Di Tepi Timur, Di Sisi Bosnik

Menyusuri Pulau Biak ibarat menyusuri pasase labirin siluman. Jalan-jalan sempit beraspal bercabang-cabang tanpa penunjuk arah, di mana dan ke mana bergantung sepenuhnya kepada teknologi GPS. Tanpa peta digital, penyusuran Biak akan menjadi laiknya orang buta mencari jarum di tumpukan jerami.

Dari Kota Biak menuju ke pantai utara dibelah oleh jalanan beraspal mulus, hanya saja jalanan semakin lama semakin sempit. Semakin ke utara jalanan juga semakin sepi dan pada akhirnya memasuki aspal yang setengahnya sudah tertutup perdu liar. Barangkali tidak ada orang yang lewat ke sini.

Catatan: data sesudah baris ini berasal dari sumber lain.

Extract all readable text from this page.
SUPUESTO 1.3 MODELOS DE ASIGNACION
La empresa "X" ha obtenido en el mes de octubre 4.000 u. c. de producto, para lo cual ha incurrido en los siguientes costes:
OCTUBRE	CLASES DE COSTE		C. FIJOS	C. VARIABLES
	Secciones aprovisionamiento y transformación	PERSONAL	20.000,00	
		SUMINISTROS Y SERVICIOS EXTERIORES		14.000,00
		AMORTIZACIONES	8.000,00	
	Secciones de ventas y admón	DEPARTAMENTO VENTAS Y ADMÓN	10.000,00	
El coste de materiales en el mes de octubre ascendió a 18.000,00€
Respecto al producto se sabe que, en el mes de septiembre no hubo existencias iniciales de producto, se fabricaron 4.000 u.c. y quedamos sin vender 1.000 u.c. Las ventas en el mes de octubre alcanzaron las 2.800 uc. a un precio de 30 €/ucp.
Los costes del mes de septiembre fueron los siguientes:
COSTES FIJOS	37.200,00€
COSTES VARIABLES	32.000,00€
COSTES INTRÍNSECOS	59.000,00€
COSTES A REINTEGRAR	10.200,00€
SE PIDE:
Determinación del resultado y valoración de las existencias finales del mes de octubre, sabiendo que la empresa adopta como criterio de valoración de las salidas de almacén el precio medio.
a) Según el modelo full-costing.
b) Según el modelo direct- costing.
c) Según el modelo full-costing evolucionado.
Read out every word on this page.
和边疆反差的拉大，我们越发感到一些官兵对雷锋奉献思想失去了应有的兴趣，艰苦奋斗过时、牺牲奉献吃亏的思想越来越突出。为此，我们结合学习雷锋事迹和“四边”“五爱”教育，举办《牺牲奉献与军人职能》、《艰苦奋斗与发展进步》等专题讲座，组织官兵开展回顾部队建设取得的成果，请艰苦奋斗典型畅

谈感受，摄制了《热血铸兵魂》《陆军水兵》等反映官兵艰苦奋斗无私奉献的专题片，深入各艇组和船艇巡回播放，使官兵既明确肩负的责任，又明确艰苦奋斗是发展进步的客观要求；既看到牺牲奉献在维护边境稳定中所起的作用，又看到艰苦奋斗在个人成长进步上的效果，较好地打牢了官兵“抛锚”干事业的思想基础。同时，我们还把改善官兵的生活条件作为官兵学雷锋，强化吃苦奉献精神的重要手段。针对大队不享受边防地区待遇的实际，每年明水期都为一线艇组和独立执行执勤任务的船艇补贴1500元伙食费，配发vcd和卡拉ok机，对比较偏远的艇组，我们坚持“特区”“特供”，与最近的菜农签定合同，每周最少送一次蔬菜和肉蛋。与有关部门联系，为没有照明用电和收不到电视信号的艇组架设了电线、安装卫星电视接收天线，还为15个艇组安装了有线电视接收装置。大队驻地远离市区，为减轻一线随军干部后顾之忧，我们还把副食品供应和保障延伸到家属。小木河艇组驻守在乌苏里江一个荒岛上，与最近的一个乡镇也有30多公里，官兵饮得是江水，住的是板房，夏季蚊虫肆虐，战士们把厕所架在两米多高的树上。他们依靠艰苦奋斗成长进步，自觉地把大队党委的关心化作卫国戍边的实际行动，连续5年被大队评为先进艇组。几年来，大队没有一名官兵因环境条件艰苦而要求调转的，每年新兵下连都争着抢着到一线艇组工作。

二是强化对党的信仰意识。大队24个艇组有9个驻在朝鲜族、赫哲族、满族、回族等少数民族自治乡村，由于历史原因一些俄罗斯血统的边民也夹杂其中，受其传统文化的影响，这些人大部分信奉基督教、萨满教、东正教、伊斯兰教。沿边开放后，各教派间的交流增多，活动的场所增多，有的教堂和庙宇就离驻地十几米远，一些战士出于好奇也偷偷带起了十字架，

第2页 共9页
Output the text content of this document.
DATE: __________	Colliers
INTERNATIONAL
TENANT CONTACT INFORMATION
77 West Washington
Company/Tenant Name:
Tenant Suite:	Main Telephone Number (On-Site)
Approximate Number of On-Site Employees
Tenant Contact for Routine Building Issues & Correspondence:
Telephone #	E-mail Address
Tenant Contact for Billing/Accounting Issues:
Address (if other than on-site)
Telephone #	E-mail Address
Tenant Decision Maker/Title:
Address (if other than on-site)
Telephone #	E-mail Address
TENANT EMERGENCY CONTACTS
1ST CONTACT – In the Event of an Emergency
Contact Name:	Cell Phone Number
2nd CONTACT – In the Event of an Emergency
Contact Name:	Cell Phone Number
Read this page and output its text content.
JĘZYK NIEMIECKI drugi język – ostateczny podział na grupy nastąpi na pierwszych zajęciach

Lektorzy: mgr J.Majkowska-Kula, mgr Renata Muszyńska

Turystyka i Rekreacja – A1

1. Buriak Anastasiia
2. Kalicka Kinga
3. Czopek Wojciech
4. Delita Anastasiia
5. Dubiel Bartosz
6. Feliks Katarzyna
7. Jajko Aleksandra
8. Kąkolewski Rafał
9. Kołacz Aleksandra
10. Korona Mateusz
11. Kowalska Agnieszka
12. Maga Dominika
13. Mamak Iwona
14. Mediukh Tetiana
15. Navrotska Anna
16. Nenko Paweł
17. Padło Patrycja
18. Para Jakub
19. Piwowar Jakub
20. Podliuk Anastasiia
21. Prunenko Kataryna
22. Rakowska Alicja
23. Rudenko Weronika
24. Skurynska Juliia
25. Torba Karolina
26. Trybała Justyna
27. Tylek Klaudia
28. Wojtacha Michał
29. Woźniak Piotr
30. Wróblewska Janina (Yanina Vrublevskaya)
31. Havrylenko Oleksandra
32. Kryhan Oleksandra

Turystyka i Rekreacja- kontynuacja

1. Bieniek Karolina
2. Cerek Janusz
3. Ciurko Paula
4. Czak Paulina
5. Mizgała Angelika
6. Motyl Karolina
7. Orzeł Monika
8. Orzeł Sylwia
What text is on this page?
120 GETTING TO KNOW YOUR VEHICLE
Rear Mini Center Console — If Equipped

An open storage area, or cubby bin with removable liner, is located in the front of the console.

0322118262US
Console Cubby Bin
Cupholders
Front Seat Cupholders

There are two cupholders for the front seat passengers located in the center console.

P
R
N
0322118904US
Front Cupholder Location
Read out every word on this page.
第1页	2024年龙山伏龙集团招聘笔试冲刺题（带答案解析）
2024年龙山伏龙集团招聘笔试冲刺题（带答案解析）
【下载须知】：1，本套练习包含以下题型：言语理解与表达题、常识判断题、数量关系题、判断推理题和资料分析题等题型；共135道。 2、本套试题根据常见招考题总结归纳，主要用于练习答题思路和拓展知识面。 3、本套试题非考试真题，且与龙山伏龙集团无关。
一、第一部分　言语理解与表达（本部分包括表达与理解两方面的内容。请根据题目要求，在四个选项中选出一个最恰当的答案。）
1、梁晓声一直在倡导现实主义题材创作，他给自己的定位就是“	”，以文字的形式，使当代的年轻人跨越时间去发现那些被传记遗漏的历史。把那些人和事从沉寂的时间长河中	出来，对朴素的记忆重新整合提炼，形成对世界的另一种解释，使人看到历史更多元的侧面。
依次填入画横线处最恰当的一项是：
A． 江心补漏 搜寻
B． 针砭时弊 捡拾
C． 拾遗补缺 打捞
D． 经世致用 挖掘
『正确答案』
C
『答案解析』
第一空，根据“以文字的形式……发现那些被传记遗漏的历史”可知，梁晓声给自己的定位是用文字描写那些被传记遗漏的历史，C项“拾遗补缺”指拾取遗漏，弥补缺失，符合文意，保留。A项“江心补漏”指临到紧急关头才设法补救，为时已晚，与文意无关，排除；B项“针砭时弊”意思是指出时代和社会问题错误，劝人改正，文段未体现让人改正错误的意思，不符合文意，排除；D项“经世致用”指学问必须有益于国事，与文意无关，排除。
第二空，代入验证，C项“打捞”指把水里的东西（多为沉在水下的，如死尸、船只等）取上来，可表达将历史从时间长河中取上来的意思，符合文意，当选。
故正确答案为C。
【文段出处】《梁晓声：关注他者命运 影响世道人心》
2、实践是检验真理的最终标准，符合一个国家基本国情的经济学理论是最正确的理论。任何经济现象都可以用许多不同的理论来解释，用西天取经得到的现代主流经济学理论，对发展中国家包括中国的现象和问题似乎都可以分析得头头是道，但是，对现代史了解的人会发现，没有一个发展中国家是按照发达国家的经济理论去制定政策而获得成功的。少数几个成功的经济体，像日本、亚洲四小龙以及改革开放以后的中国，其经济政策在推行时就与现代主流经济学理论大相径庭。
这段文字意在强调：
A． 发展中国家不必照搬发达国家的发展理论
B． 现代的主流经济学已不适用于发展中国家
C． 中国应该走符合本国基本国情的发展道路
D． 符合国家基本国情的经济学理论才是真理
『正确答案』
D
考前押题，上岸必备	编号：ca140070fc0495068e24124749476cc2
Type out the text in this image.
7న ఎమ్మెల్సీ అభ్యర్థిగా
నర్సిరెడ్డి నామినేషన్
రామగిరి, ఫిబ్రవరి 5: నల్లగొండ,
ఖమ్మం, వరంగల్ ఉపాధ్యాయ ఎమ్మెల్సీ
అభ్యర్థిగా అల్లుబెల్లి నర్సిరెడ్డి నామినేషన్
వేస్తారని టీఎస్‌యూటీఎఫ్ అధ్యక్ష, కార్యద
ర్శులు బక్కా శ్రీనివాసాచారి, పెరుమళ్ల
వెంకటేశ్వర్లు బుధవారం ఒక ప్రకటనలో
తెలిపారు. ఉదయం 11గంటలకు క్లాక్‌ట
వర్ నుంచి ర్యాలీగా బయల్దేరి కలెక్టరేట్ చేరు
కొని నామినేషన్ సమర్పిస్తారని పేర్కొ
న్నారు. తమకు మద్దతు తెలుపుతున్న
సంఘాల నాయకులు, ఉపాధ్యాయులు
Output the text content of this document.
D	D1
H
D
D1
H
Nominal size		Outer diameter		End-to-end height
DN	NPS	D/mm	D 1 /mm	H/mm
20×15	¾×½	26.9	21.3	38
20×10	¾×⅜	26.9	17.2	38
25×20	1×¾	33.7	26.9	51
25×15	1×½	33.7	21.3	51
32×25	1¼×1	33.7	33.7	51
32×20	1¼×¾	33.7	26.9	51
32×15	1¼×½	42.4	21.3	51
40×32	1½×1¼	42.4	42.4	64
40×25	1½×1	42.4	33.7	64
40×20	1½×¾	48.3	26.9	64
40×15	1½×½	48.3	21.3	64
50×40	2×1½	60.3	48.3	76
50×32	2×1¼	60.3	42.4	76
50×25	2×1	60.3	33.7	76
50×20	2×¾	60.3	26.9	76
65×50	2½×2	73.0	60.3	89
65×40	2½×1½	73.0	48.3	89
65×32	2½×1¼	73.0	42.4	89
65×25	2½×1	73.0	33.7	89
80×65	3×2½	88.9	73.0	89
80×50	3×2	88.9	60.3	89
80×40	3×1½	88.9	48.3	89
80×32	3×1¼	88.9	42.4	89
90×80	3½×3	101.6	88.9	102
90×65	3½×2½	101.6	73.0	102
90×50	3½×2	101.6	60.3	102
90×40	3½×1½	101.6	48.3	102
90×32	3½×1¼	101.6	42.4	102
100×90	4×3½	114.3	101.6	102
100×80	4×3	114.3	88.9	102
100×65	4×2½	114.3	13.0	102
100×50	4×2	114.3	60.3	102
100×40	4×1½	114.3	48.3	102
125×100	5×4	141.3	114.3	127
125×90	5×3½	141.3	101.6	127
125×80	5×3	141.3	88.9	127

Sekarang sudah pukul sebelas siang namun saya tidak berpapasan dengan seorang pun semenjak setengah jam lewat.

Habisnya aspal membuat sepeda motor saya terhenti. Sedetik kemudian saya menyadari bahwa saya berada di tengah-tengah hutan lebat dengan tetumbuhan paku-pakuan yang tingginya tiga kali lipat dari apa yang saya temui di Pulau Jawa. Aspal jalan sudah mencapai ujungnya. Tidak ada pilihan lain selain berputar balik lantaran saya tidak punya niatan menerabas hutan dengan sekuter.

Perjalanan penuh kebuntuan adalah keseharian yang biasa di Biak. Kali ini saya beruntung lantaran putaran balik menghantarkan saya dalam satu jam ke sebuah pantai di kawasan Bosnik yang terdapat di sisi timur pulau. Beberapa orang nampak memancing di tepi laut dan inilah untuk pertama kalinya dalam dua jam saya berpapasan dengan manusia lain.

Saya menyepikan diri di bawah pepohonan kelapa beralaskan rerumputan yang lembut. Cahaya matahari urung menembus dedaunan kelapa lantaran masih bercahaya malu-malu dari sebalik awan. Saya melepas lelah duduk di kawasan pantai berada di sebarisan pantai-pantai terbaik di Pulau Biak.

“Dapat ikan, Pak?” tanya seorang perempuan muda yang melintas di hadapan saya sambil terbahak. Saya hanya membalas dengan senyum simpul, nampaknya saya satu-satunya yang tidak memancing di sini.